Utilizing a filamentous fungus in the gut microbiome may provide a new strategy for treating metabolic dysfunction-associated steatohepatitis (MASH). Researchers have developed an innovative method for cultivating a prevalent gut fungus, Fusarium foetens, which can reverse progression of the chronic metabolic liver disease in mice.
The study, published in Science, was led by Shuang Zhou, PhD, and colleagues at Peking University. Their paper, titled “A symbiotic filamentous gut fungus ameliorates MASH via a secondary metabolite–CerS6–ceramide axis,” describes how this fungus and its secreted metabolite, CerS6, work to reduce disease symptoms.

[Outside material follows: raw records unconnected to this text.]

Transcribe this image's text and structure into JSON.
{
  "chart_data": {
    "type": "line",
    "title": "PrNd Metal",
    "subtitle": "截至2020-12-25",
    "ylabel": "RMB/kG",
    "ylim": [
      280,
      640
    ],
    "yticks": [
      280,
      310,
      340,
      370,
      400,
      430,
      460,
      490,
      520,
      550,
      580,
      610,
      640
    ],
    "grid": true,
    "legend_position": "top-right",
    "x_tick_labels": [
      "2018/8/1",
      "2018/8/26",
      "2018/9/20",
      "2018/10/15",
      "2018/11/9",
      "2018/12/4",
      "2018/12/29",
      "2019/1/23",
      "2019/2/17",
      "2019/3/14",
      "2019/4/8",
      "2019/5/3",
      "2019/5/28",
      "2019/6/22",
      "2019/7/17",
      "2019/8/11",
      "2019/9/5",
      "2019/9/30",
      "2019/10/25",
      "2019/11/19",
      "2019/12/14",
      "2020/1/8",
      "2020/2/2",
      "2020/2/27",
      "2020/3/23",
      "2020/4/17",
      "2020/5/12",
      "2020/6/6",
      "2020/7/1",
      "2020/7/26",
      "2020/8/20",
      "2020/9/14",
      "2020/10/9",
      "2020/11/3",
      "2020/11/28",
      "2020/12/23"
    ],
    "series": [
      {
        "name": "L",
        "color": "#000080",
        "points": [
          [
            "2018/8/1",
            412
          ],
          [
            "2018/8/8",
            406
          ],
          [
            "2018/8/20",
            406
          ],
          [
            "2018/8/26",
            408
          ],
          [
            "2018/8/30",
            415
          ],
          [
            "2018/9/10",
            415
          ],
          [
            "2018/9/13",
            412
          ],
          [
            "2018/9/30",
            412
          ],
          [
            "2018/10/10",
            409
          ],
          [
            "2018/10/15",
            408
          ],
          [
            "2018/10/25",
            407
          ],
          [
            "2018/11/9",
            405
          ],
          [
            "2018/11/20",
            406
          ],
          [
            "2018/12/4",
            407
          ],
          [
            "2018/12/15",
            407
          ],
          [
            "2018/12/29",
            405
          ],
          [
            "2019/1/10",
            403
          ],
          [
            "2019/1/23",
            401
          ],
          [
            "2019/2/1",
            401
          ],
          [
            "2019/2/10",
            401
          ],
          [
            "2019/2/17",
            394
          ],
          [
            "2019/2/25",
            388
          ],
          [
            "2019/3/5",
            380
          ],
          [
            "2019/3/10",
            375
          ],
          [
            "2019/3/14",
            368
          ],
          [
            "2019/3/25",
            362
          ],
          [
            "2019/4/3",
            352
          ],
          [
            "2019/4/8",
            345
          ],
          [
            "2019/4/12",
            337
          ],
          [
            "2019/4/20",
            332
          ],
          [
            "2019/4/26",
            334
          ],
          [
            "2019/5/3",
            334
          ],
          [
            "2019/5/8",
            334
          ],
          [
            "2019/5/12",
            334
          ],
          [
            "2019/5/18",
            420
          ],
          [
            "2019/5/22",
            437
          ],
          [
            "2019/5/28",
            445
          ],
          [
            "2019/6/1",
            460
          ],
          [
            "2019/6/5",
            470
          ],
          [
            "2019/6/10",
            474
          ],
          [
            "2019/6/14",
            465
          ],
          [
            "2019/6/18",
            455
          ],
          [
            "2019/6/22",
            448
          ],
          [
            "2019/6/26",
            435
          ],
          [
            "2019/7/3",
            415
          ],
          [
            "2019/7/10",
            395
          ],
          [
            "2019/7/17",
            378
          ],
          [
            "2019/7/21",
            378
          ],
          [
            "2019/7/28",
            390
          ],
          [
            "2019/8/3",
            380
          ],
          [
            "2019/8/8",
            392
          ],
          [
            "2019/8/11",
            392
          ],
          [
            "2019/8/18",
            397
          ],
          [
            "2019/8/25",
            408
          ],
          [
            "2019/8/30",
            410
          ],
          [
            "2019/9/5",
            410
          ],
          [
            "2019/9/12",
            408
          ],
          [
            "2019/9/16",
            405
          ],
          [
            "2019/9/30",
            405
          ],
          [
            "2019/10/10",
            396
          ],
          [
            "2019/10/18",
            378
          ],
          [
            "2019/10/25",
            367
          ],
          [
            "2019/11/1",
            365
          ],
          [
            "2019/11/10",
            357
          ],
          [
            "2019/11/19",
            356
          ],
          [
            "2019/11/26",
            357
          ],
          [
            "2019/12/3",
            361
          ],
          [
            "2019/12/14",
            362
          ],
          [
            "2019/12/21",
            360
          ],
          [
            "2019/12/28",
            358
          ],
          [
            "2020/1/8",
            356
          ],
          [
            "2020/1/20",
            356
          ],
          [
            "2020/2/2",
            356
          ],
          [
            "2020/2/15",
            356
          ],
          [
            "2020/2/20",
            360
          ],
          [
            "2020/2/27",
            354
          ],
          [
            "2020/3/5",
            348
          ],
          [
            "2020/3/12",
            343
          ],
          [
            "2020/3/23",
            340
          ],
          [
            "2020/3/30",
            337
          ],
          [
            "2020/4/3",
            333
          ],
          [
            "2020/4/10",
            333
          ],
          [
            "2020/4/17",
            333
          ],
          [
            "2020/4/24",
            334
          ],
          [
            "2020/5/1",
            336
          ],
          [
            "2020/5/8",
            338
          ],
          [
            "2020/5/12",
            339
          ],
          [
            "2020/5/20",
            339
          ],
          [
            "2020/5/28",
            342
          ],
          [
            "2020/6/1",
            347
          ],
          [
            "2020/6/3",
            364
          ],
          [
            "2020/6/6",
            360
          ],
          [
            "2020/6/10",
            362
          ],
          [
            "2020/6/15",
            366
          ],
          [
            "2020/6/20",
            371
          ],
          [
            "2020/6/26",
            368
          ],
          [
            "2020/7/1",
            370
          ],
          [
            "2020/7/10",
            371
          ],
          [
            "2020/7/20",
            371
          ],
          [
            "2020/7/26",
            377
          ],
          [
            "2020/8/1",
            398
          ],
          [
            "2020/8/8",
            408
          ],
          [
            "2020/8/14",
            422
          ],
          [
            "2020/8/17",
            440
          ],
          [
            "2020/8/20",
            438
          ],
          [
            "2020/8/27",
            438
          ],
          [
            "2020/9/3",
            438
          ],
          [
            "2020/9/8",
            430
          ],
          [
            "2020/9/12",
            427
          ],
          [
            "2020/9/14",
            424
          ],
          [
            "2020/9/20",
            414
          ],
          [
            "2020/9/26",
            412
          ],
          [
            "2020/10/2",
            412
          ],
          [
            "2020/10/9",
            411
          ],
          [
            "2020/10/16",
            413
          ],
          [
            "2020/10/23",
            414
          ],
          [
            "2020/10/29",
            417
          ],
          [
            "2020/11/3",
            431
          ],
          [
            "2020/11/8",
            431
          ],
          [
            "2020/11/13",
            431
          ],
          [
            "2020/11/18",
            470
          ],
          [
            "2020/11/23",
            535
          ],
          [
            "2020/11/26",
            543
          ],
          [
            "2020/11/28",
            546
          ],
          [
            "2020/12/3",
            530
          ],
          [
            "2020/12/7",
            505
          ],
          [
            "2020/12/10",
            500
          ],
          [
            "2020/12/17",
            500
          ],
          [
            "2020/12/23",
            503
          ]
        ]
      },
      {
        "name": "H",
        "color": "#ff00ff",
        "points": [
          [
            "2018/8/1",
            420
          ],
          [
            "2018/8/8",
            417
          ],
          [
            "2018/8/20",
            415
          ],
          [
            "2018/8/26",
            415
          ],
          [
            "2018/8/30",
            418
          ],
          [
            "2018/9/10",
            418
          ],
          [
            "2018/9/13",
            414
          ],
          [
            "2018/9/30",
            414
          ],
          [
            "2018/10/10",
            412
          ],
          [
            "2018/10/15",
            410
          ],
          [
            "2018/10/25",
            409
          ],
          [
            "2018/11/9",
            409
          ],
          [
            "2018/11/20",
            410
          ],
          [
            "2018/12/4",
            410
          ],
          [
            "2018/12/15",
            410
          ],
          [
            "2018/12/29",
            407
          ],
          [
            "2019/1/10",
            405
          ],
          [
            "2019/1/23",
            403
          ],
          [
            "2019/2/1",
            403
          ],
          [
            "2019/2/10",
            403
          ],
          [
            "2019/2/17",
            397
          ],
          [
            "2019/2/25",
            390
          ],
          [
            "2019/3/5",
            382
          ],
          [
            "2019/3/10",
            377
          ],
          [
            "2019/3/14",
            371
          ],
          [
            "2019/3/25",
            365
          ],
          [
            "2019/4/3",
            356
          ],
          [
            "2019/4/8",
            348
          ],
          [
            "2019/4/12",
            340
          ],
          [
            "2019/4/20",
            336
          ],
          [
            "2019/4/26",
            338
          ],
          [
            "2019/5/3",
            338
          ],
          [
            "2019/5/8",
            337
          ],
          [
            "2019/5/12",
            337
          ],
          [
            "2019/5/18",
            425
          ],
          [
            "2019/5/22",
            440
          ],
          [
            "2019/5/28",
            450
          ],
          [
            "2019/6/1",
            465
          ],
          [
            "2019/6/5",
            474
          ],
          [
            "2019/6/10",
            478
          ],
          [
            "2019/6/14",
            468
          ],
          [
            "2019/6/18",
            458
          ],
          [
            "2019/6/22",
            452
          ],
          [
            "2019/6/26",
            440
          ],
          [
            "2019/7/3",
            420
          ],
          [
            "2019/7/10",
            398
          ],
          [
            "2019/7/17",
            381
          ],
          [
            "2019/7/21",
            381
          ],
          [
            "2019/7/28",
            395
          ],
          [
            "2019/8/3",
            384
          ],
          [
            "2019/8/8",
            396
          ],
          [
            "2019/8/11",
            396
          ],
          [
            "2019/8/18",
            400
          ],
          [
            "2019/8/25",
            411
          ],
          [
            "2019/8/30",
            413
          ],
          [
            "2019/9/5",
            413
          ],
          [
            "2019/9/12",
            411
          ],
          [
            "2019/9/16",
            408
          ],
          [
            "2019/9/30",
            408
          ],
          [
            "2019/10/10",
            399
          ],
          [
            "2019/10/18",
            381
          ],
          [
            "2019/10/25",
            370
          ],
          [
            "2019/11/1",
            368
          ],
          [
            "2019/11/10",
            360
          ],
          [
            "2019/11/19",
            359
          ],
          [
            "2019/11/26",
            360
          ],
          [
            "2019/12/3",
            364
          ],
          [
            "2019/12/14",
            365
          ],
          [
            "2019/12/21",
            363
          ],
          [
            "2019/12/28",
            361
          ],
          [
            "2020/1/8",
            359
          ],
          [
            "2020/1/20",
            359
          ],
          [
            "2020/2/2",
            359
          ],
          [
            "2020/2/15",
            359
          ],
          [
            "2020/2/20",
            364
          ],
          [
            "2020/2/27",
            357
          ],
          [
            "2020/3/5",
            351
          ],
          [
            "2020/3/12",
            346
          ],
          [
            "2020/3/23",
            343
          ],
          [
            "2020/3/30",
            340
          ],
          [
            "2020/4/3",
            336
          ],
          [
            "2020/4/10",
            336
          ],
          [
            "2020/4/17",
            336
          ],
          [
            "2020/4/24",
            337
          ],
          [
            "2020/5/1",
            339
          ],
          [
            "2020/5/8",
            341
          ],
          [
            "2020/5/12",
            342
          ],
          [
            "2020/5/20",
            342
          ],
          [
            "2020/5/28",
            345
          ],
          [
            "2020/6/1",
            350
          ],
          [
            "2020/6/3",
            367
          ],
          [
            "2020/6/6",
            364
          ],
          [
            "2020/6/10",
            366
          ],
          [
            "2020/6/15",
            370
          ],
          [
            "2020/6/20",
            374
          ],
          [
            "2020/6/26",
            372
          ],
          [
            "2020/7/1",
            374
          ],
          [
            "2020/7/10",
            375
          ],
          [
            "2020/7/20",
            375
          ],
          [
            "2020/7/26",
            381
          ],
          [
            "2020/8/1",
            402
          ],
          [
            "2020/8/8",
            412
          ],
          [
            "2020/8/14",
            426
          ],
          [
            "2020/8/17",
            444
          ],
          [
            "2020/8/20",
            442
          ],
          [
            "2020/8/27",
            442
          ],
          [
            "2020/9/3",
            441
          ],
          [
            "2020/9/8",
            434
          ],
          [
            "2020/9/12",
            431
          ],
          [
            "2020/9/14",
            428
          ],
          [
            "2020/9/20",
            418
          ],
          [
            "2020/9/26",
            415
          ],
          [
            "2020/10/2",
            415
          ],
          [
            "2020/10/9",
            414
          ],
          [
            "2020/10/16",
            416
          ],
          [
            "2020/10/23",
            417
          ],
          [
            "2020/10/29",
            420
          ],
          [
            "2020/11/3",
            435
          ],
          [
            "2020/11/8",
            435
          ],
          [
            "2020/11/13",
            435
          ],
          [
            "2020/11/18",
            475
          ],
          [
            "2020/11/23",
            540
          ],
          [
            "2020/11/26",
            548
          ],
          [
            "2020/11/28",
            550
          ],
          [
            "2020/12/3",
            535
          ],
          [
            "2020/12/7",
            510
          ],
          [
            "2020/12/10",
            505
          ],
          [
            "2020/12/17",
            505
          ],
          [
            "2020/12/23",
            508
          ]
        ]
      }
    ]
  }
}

Metabolic dysfunction-associated fatty liver disease (MAFLD) affects roughly one in four adults globally. Its more advanced form, MASH, can lead to cirrhosis and liver cancer. Despite the condition’s widespread impact, only one approved drug therapy currently exists, resulting in a need for new treatment strategies.
While the bacterial microbiome has often been the center of gut research, the Chinese researchers turned their attention to gut fungi, whose role in metabolism remains poorly understood and not well studied.
“Of microbial factors that influence human health, gut bacteria are the most highly relevant for metabolic diseases,” wrote the authors. “Although fungi are increasingly recognized as important members of the gut community, the role of fungal symbionts in host health and diseases and the underlying molecular mechanisms are still unknown.”
One barrier to studying gut fungi is that many species do not grow well in traditional lab cultures. To address this, the team developed a cultivation platform they called fungal isolation chips (FiChips).
“We systematically isolated 2,137 fungal strains from fecal samples of volunteers from five different geographical areas within China,” they wrote in their paper. “Using oxygen adaptability tests for gut fungal isolates, we characterized Fusarium spp. as a group of intestinal filamentous fungi that can acclimate to the anaerobic conditions that prevail in the colon.”
Using FiChips, which mimic the intestinal environment in situ, the team was able to grow and identify 161 fungal species, including strains of Fusarium, many of which are capable of surviving in oxygen-poor environments like the colon.
Further, the team analyzed internal transcribed spacer data from global intestinal fungal studies and found that one species, F. foetens, is prevalent in the gut microbiome in datasets from around the world, suggesting a role in gut microbiome health.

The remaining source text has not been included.